There is a large community of
foreigners, or gaijin, living in
Osaka (‘gaijin’ is a vaguely
offensive Japanese term for ‘foreigner’, though the word is often used
ironically by foreigners themselves). There is a huge number of establishments
aimed at the gaijin community: Irish
bars, traditional English-style pubs, and the like. There is even a whole
district called Amemura, or
‘America-town’, complete with a tacky replica of the Statue of Liberty. It’s
definitely nice (and often important) to hang out with other English speakers
who have a shared cultural heritage (read: ‘can quote The Simpsons at length’).
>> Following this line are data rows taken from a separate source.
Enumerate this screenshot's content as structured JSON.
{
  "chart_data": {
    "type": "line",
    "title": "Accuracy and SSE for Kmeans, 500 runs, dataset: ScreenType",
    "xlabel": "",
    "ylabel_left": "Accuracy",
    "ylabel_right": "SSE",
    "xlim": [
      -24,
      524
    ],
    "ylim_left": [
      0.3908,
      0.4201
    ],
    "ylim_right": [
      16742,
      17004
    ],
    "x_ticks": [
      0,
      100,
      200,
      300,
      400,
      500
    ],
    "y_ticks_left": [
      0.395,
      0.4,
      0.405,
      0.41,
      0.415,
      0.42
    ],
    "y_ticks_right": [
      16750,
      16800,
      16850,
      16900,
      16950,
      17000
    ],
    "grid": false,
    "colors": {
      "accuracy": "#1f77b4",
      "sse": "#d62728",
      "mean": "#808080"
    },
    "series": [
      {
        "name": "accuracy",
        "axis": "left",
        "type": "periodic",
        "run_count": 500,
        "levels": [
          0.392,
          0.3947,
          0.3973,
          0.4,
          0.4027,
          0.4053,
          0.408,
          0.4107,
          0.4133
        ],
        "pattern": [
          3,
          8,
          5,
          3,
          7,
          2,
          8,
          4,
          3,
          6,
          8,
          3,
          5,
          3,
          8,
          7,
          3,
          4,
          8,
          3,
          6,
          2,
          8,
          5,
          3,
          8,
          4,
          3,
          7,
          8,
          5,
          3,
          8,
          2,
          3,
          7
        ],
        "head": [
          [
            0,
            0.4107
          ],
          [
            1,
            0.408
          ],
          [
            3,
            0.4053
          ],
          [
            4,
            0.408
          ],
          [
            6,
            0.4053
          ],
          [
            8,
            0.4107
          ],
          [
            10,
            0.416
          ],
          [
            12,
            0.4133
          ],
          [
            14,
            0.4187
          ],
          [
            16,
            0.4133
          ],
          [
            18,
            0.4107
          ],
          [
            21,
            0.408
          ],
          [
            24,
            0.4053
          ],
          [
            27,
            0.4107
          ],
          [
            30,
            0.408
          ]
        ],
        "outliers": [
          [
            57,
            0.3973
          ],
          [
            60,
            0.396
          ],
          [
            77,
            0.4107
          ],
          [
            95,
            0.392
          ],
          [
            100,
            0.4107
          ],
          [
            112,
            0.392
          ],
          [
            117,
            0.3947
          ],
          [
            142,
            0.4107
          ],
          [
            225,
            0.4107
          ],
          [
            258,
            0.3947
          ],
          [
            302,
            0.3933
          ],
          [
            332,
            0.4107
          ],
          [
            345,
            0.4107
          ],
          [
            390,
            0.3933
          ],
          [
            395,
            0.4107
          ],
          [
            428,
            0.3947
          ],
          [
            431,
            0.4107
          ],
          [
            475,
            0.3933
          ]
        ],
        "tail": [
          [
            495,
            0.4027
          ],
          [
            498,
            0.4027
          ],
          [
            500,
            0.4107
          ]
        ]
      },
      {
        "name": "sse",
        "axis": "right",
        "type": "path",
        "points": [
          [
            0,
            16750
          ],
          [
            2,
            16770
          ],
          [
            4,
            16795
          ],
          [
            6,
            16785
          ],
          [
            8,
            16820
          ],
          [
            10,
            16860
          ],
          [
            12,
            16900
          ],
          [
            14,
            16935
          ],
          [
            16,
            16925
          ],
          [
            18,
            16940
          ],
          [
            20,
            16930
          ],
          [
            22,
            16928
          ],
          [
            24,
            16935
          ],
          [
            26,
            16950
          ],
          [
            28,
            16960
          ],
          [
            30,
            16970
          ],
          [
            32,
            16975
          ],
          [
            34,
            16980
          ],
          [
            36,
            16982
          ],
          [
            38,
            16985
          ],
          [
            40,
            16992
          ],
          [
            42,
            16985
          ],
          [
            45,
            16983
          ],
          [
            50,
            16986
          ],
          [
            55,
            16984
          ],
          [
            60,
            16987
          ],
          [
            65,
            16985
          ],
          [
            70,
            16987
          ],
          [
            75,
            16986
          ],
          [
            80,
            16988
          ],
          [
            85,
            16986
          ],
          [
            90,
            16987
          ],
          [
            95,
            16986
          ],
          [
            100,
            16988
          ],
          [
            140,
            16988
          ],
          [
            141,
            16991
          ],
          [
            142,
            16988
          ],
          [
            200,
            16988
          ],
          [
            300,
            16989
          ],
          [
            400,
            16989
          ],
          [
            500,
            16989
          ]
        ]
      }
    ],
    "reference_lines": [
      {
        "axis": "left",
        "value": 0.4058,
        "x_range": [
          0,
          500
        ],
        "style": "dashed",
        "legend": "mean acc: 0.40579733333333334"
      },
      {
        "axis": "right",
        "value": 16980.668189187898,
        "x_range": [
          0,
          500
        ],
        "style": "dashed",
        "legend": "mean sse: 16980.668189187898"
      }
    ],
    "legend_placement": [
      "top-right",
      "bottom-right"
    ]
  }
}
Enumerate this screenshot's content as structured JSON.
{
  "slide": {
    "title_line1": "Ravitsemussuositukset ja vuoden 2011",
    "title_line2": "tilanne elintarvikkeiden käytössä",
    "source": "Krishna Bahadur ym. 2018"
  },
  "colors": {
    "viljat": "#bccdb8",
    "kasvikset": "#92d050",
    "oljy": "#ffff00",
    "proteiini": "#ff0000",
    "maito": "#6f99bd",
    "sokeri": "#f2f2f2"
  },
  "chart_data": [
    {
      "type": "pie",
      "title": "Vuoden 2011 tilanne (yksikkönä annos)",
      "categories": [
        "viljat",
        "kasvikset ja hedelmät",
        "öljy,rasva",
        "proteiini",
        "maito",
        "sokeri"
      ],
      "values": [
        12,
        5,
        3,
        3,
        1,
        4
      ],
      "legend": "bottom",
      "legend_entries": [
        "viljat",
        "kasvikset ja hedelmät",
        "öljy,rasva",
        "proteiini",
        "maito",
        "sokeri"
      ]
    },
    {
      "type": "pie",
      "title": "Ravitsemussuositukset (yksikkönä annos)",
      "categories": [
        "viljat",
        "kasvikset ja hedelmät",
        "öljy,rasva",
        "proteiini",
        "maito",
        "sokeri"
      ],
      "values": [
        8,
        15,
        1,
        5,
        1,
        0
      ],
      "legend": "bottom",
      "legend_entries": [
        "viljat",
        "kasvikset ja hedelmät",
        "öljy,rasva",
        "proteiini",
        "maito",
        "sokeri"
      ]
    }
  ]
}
However, the danger is that this
community can become too insular: there are people who have lived in Osaka for
years and still speak no Japanese, who just hang out at the gaijin bars with other gaijin. Sad. Rather than try to forget
I’m in Japan, I prefer to be smacked in the face with it. I’m a big fan of the
traditional Japanese-style bars (izakaya), where you sit at Japanese-style low
tables, eat Japanese-style snacks and listen to, uh, Japanese-style muzak. I
also love looking for tiny bars down dimly-lit alleys, the kind with a seating
capacity of about ten, a quirky owner and a supporting cast of foul-mouthed
regulars.
Once you’ve had enough with bars,
the two main choices are clubs or karaoke.
Most clubs are horrifically overpriced (you can drop up to $80 just for
entry and a poorly-mixed drink in a plastic cup). Still, if you like cheesy
house music and sweaty white guys looking for Japanese girls, it’s one way to
pass the time. Otherwise, karaoke is
the way to go. In central Osaka there is a karaoke
joint on almost every block, and karaoke
employees on every street corner loudly reminding you of this fact. Karaoke bars also have the intriguing
concept of ‘nomihoudai’, where you
can drink as much alcohol as you want for a certain length of time for a fixed
price. This is actually quite common in
Japanese bars and restaurants, and it’s often coupled with an all-you-can-eat
buffet. I’m pretty sure that in New Zealand, these places would be knee-deep in
vomit and in financial ruin within hours; Japanese people, on the other hand,
seem to know their limits. For the naïve foreigner in Japan, it’s yet another
way to fall deeper into the black hole of excess.